Acara ini diselenggarakan oleh Asosiasi Dosen Kolaborasi Lintas Perguruan Tinggi (DKLPT) bekerja sama dengan Pemerintah Kota Sabang, mengusung tema “Navigating Challenges and Opportunities in Digital Education: Interdisciplinary Perspectives for a Sustainable Future.”

Dalam forum ilmiah tersebut, Dr. Karimuddin mempresentasikan makalah berjudul “Perlindungan Hukum terhadap Anak dalam Bingkai Syariat Islam,” yang mendapat perhatian dari peserta lintas negara.

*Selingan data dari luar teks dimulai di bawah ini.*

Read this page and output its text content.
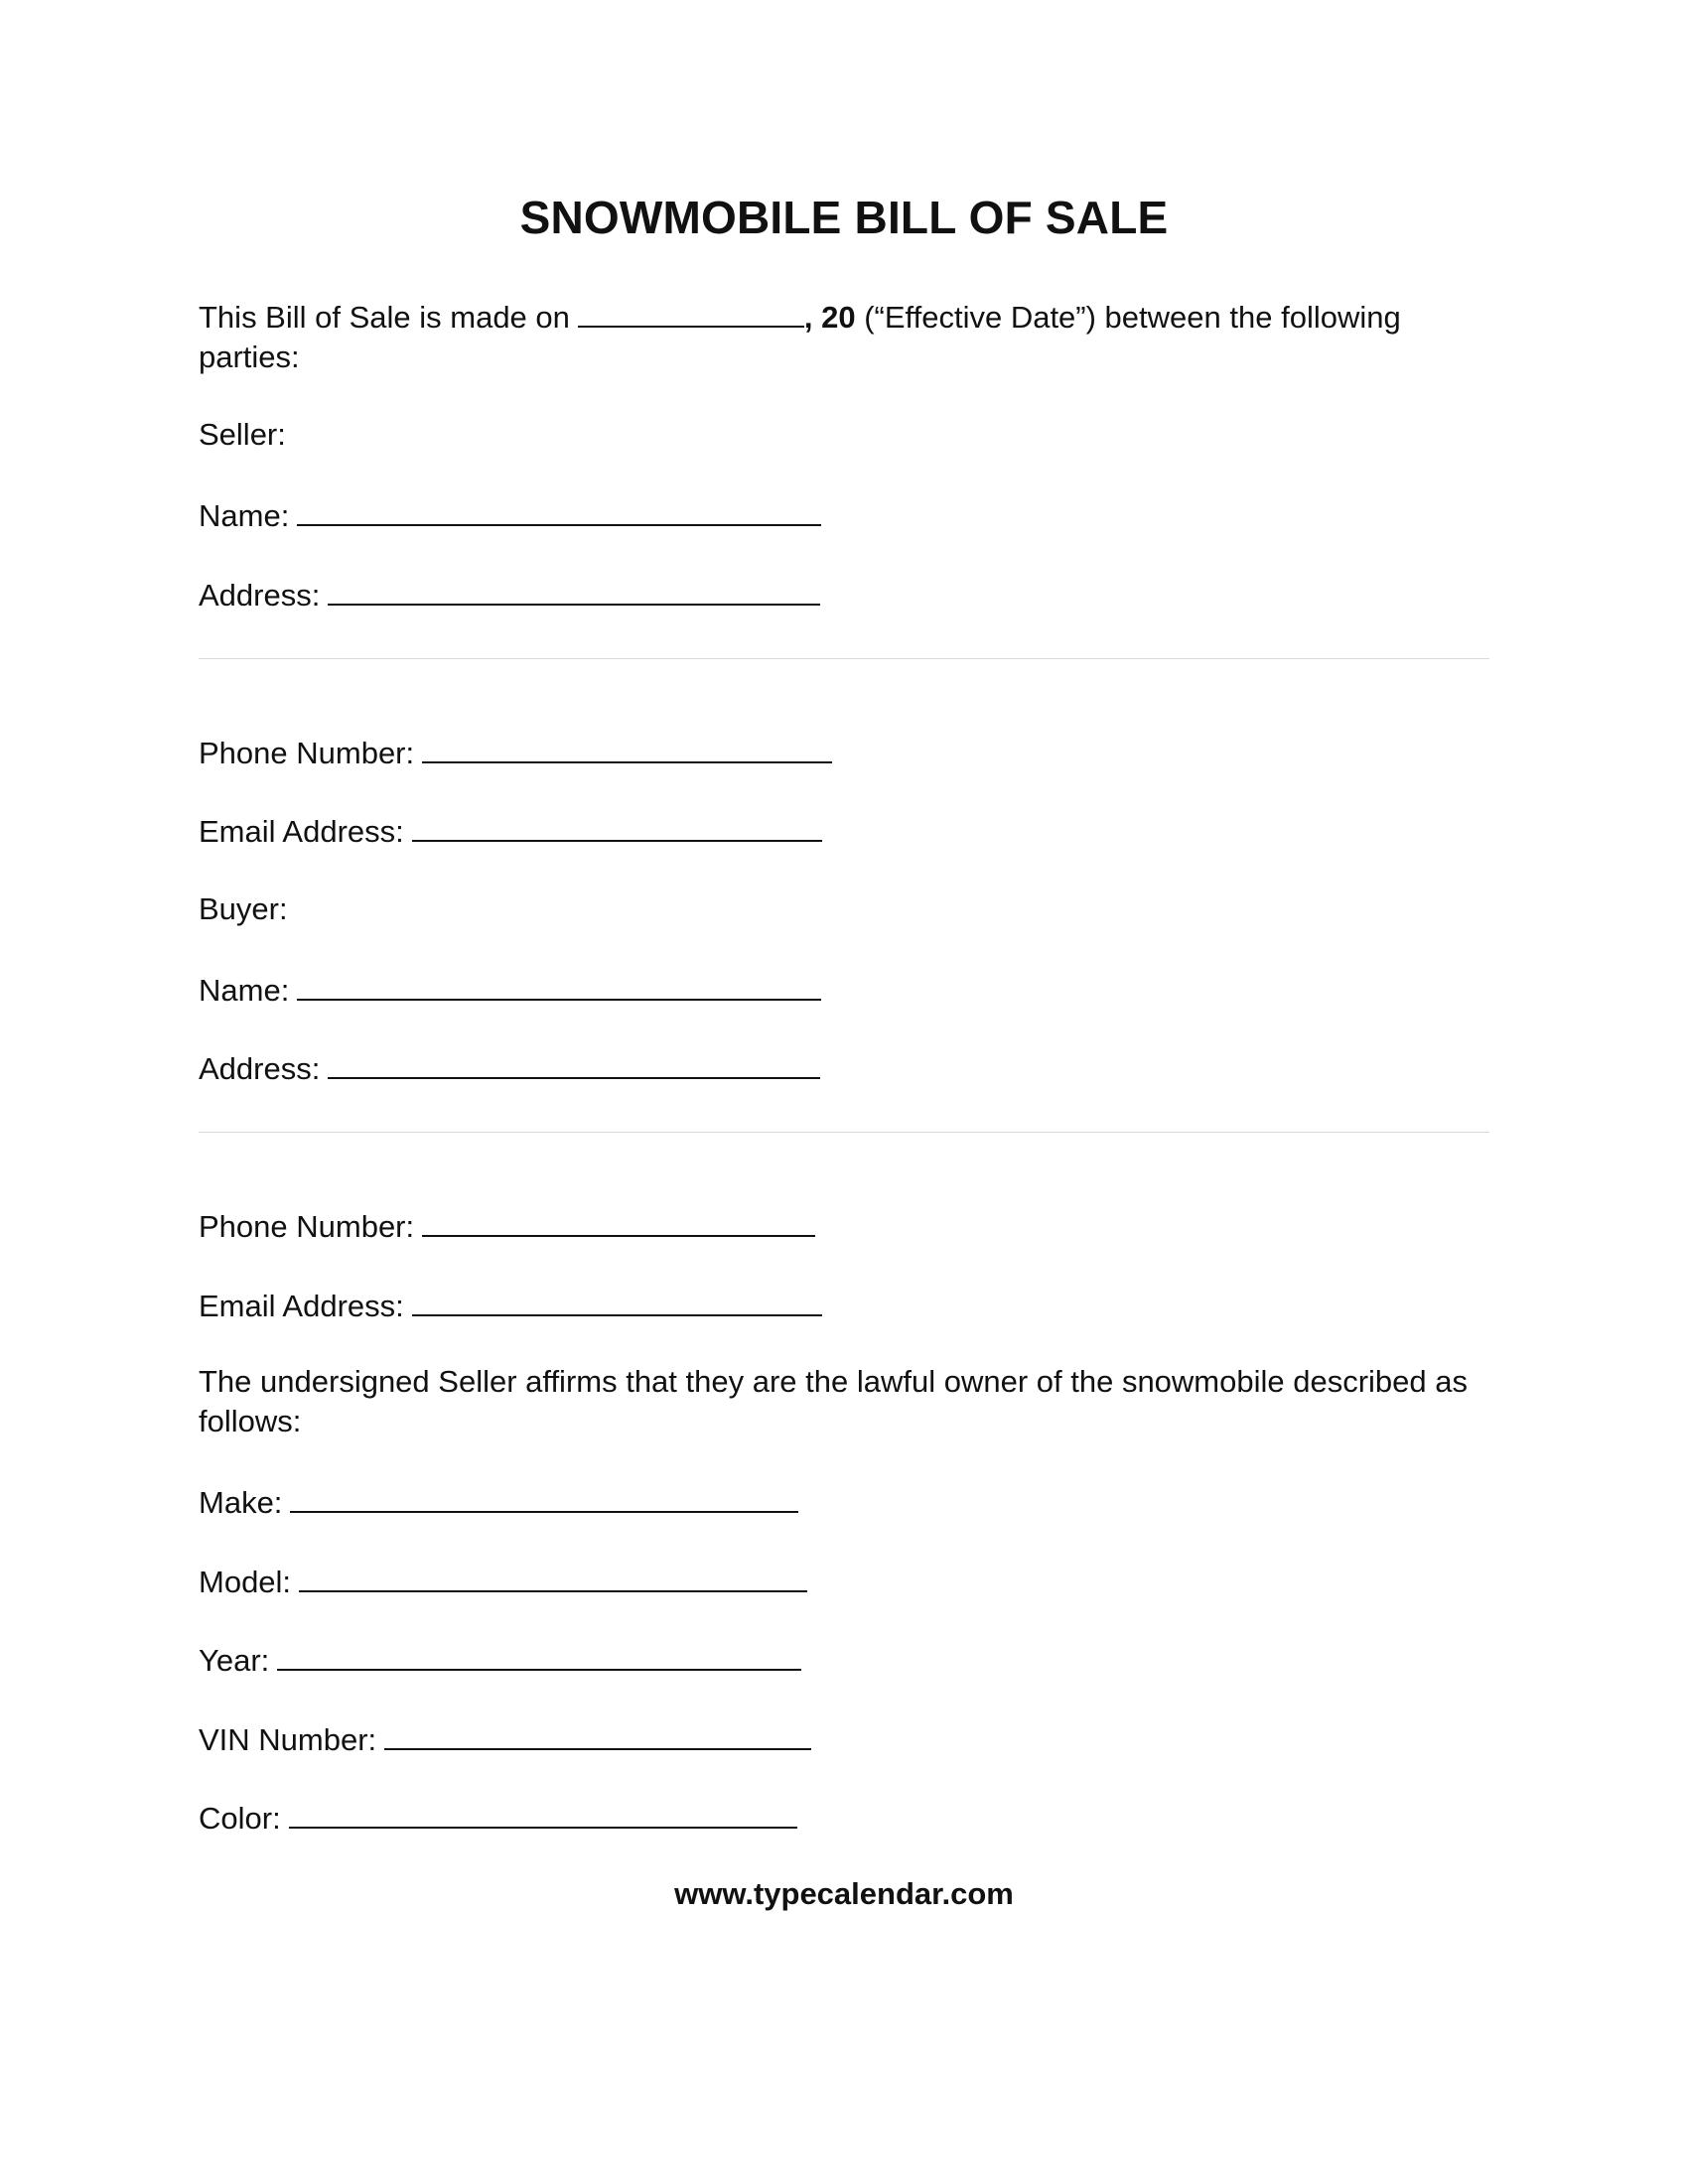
SNOWMOBILE BILL OF SALE
This Bill of Sale is made on	, 20 (“Effective Date”) between the following parties:
Seller:
Name:
Address:
Phone Number:
Email Address:
Buyer:
Name:
Address:
Phone Number:
Email Address:
The undersigned Seller affirms that they are the lawful owner of the snowmobile described as follows:
Make:
Model:
Year:
VIN Number:
Color:
www.typecalendar.com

Ia menekankan bahwa perlindungan anak seharusnya tidak hanya berpijak pada hukum positif, tetapi juga menggali nilai-nilai syariat Islam yang bersifat universal dan dapat diadopsi lintas yurisdiksi.

“Perlindungan generasi tak cukup dengan instrumen hukum konvensional. Diperlukan integrasi nilai-nilai syariat sebagai fondasi keadilan ilahiyah dalam regulasi nasional maupun internasional,” ujarnya.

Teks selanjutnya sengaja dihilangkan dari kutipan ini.